Glad to see its being tacked.
This need to be resolved, as now in any Windows environment set up with separate admin and user accounts (as it should be) the terminal is not usable for admins if installed from the (recommended) MS Store

A workaround that worked for me was logging in as the admin user in the local machine and "install" again the terminal from the Store. Then, when logged as a standard user, I could run the terminal as an administrator

Nah, that didn't work for me :(

So i figured it out.

You have to have it installed in BOTH the administrator account and also in the main account, but also the administrative account must be signed in for it to work. By this, i mean that the computer has to be logged into administrator, then switch the user (not sign out) and log into the other account. This will allow the app to run in administrator mode.
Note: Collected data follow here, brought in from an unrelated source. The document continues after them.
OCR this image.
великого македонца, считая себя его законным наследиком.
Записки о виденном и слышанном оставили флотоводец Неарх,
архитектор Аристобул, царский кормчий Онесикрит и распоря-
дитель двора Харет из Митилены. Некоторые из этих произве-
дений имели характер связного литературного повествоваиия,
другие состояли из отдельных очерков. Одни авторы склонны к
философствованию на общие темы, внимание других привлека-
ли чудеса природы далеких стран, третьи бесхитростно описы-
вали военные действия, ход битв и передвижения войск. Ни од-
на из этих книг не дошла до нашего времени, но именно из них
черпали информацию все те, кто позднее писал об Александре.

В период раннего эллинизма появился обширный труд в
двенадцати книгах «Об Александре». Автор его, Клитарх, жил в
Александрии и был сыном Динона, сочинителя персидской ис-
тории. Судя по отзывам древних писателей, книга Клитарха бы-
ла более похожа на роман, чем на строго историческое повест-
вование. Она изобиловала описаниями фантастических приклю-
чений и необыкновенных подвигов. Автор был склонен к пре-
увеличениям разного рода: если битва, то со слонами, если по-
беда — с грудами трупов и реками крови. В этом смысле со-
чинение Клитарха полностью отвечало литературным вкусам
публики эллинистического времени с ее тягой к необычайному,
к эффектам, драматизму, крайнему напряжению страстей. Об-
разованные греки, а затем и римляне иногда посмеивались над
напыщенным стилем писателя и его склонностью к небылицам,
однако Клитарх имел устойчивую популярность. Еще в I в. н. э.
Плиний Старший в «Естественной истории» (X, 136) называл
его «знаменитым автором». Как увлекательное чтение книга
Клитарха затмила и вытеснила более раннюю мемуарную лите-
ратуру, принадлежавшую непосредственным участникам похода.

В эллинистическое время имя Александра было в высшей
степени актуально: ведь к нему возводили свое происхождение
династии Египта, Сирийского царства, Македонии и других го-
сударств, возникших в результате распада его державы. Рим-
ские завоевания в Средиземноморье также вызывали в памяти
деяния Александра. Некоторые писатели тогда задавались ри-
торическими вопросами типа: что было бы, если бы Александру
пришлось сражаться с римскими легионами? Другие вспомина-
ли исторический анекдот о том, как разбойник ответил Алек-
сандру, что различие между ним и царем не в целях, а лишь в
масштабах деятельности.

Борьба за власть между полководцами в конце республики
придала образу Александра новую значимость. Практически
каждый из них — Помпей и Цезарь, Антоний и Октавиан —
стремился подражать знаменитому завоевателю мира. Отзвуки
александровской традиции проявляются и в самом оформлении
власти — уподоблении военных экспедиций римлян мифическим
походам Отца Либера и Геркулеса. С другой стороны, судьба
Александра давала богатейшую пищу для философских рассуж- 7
I'm guessing store apps installed on both accounts cannot be run as administrator unless an administrator account is logged into.

So i figured it out.

You have to have it installed in BOTH the administrator account and also in the main account, but also the administrative account must be signed in for it to work. By this, i mean that the computer has to be logged into administrator, then switch the user (not sign out) and log into the other account. This will allow the app to run in administrator mode.

I'm guessing store apps installed on both accounts cannot be run as administrator unless an administrator account is logged into.